# another question concerning fallen condition



## sitdownicantsee (Oct 2, 2012)

a question for the pastors, I'm reading a book by Bryan Chappell, he has stated that every sermon should be centered around the fallen condition focus, true or not? Many thanks --
In Christ,


----------



## Contra_Mundum (Oct 2, 2012)

Sounds like what he's saying is that every sermon should be for the sinners listening--who need the law to confront them, and the gospel to comfort them, and hope for living unto God through the indwelling Spirit.

As opposed to providing enthusiasm for the saints listening, and promising damnation for the sinners out there--on the other side of the RR tracks, up in D.C., in the church-of-heathens down the street, etc.


----------



## Jack K (Oct 3, 2012)

I'm not a pastor, but I've read Chappell's book and am going to weigh in here...

I say Chappell's method is a good one. I've learned some helpful things from it. And it isn't just for preachers. I often start preparing Sunday School lessons or written devotionals by asking myself "what's the fallen condition that God is targeting for redemption in this passage." Doing so helps keep the focus on Christ and God's work of redemption.

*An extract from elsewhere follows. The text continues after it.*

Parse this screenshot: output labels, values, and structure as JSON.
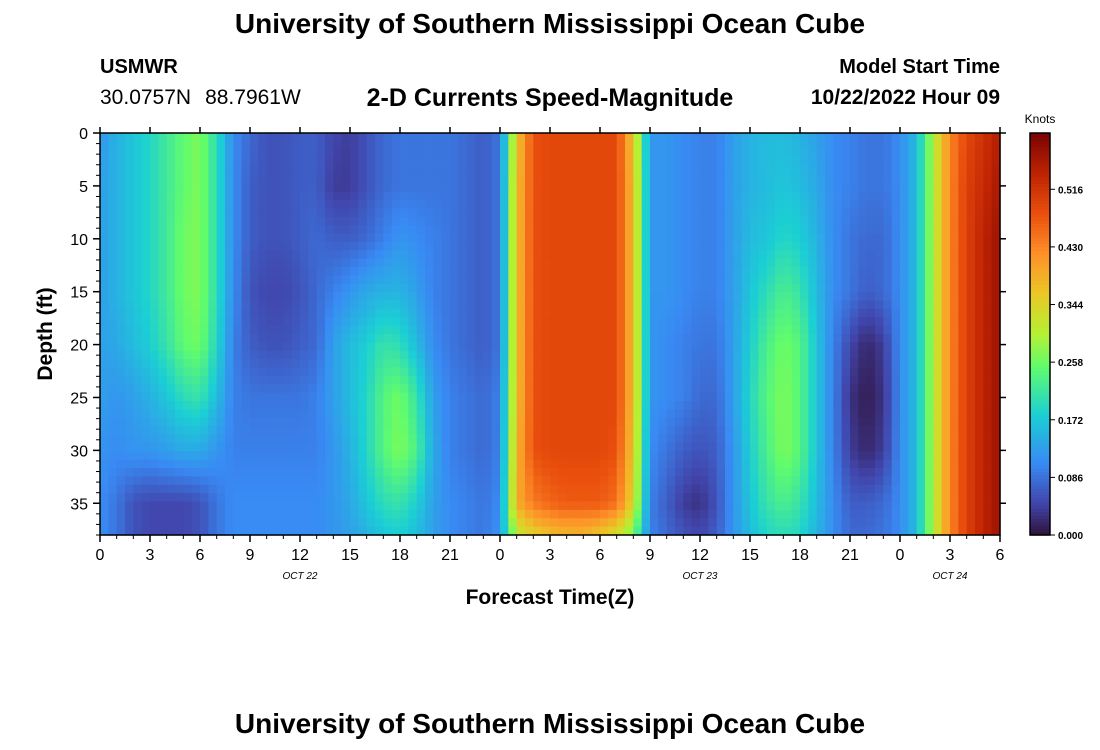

But it's not the _only_ good framework nor one every sermon must use (and I don't think Chappell would say it is, either). So we need to be careful not to try to force others, in particular, into using that framework, even if we like it.

As for the matter of the sermon being for sinners or for the saints... I think Chappell would say that _both_ believers and unbelievers need to regularly hear sermons about the many things God has done in Christ to redeem his people and his world—hence the emphasis on a "fallen condition" we face and how Christ brings redemption to that situation. Without such constant encouragement and grounding in Christ, sermons that merely tell you to "be good" tend to bring death rather than life. In this I agree with him.


----------



## sitdownicantsee (Oct 3, 2012)

thanks to you both, Jack and Pastor Buchanan - you have helped me immensely.


----------